Pourtant les débuts n’ont pas été évidents, un « travail de bénédictin » comme il aime le dire. C’est la thèse de l’agriculteur et philanthrope japonais, Takao Furuno, The Power of Duck qui le met sur la bonne voie. « Il a simplement remis au goût du jour une méthode ancestrale chinoise grâce à laquelle ma réussite a été immédiate. C’était comme un cadeau du ciel pour m’encourager à continuer », s’étonne encore ce passionné d’agro-écologie.

« Au sein de notre exploitation, l’agriculteur n’apporte rien de plus que son savoir-faire : ni pesticide, ni fongicide, c’est l’animal qui est au centre de tout. »

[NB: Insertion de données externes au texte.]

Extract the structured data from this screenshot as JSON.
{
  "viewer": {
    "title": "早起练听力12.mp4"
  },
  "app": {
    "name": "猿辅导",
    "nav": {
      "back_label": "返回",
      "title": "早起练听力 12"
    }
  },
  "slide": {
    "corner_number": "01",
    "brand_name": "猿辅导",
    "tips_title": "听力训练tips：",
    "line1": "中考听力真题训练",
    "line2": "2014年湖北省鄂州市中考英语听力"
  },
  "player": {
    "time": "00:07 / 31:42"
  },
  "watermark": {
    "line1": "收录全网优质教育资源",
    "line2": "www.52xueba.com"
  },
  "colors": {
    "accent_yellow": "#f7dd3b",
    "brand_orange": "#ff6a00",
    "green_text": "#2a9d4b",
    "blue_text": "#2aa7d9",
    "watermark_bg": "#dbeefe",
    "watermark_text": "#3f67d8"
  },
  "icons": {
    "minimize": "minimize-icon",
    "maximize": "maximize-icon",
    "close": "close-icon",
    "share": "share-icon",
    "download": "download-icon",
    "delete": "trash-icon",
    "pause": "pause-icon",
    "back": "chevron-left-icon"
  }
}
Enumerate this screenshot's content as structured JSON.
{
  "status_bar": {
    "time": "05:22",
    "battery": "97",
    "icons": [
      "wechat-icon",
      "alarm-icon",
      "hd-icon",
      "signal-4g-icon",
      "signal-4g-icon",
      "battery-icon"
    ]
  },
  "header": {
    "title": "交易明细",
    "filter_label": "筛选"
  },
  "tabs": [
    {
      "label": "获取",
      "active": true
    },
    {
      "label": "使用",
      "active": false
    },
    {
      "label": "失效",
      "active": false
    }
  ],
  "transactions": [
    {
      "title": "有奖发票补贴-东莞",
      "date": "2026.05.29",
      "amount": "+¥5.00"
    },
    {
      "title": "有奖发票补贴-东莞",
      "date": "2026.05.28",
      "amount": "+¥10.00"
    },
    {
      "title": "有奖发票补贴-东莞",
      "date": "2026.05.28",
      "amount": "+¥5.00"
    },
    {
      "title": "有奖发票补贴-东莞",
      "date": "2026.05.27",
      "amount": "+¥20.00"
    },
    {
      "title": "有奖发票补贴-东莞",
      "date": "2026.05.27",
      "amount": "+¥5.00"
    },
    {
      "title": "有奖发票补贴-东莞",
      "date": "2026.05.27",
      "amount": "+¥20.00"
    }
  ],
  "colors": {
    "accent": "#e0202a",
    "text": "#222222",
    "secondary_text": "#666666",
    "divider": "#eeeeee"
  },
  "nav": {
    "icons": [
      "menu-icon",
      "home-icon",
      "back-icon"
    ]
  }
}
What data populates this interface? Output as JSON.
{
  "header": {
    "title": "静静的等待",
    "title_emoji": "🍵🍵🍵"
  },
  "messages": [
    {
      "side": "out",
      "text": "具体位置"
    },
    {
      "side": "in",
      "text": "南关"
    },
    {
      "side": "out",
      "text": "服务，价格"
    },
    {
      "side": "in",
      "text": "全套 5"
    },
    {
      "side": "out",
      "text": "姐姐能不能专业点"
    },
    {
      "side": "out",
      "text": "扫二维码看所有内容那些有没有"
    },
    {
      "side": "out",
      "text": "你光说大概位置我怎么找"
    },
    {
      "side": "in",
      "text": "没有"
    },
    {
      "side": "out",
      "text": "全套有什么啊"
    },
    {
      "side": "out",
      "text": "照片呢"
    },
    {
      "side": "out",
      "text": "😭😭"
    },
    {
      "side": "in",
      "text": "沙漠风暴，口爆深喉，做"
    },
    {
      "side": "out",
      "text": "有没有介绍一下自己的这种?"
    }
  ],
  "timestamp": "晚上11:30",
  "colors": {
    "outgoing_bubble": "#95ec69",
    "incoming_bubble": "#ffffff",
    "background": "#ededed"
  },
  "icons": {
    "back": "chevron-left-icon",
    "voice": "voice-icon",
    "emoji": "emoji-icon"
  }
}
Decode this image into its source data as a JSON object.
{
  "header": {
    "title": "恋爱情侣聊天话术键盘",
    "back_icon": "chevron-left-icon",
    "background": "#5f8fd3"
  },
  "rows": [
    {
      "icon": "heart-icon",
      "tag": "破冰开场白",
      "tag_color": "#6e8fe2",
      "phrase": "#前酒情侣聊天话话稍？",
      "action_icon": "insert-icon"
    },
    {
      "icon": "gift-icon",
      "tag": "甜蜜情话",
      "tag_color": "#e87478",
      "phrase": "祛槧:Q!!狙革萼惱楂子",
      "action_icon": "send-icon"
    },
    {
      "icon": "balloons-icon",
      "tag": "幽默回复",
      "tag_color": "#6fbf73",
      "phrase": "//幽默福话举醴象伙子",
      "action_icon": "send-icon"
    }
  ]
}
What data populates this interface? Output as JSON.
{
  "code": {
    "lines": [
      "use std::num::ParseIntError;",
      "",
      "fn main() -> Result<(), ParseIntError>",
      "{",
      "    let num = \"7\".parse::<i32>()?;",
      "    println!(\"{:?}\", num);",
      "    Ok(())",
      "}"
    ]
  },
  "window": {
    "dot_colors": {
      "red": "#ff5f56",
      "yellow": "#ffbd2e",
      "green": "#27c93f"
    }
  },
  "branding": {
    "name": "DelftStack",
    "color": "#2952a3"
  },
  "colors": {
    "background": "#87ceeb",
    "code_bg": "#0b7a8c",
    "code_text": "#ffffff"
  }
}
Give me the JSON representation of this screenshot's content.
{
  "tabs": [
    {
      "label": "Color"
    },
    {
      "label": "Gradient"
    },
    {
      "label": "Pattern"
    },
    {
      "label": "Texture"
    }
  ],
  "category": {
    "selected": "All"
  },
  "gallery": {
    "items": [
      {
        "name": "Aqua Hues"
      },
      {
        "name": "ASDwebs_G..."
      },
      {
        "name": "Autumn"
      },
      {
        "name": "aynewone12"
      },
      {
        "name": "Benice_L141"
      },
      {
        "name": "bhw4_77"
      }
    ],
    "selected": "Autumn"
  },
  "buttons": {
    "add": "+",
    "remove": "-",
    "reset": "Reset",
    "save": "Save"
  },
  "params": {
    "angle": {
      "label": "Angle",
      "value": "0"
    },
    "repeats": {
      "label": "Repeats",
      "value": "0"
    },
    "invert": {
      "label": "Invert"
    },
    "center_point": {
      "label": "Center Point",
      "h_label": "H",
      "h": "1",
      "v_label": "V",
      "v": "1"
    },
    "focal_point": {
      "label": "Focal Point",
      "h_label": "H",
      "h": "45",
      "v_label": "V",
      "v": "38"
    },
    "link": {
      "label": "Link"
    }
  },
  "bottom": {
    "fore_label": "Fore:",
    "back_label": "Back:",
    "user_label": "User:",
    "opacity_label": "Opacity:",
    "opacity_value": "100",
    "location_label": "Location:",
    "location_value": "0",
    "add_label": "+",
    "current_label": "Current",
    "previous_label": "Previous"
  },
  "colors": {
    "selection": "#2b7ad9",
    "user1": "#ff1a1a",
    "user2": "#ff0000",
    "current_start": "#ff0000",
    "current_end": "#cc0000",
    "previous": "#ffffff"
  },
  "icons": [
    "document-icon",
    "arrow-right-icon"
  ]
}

Croix du Christ clouée dans une poutre de la cuisine, le Camarguais pur cru est un homme de foi. Mais ce en quoi il croit le plus c’est en la terre et en la nature. « Dès que j’ai commencé, ce mode opératoire est apparu comme une évidence. »

« C’est comme ça qu’on devrait élever les animaux, en symbiose avec la nature. Je me vois désormais comme un gestionnaire du vivant, je ne fais pas de violence aux animaux, ni aux végétaux ni à la terre. En faisant violence à la terre, je fais violence à l’humain. Il ne faut pas asservir les animaux mais collaborer », lance-t-il comme un prêche.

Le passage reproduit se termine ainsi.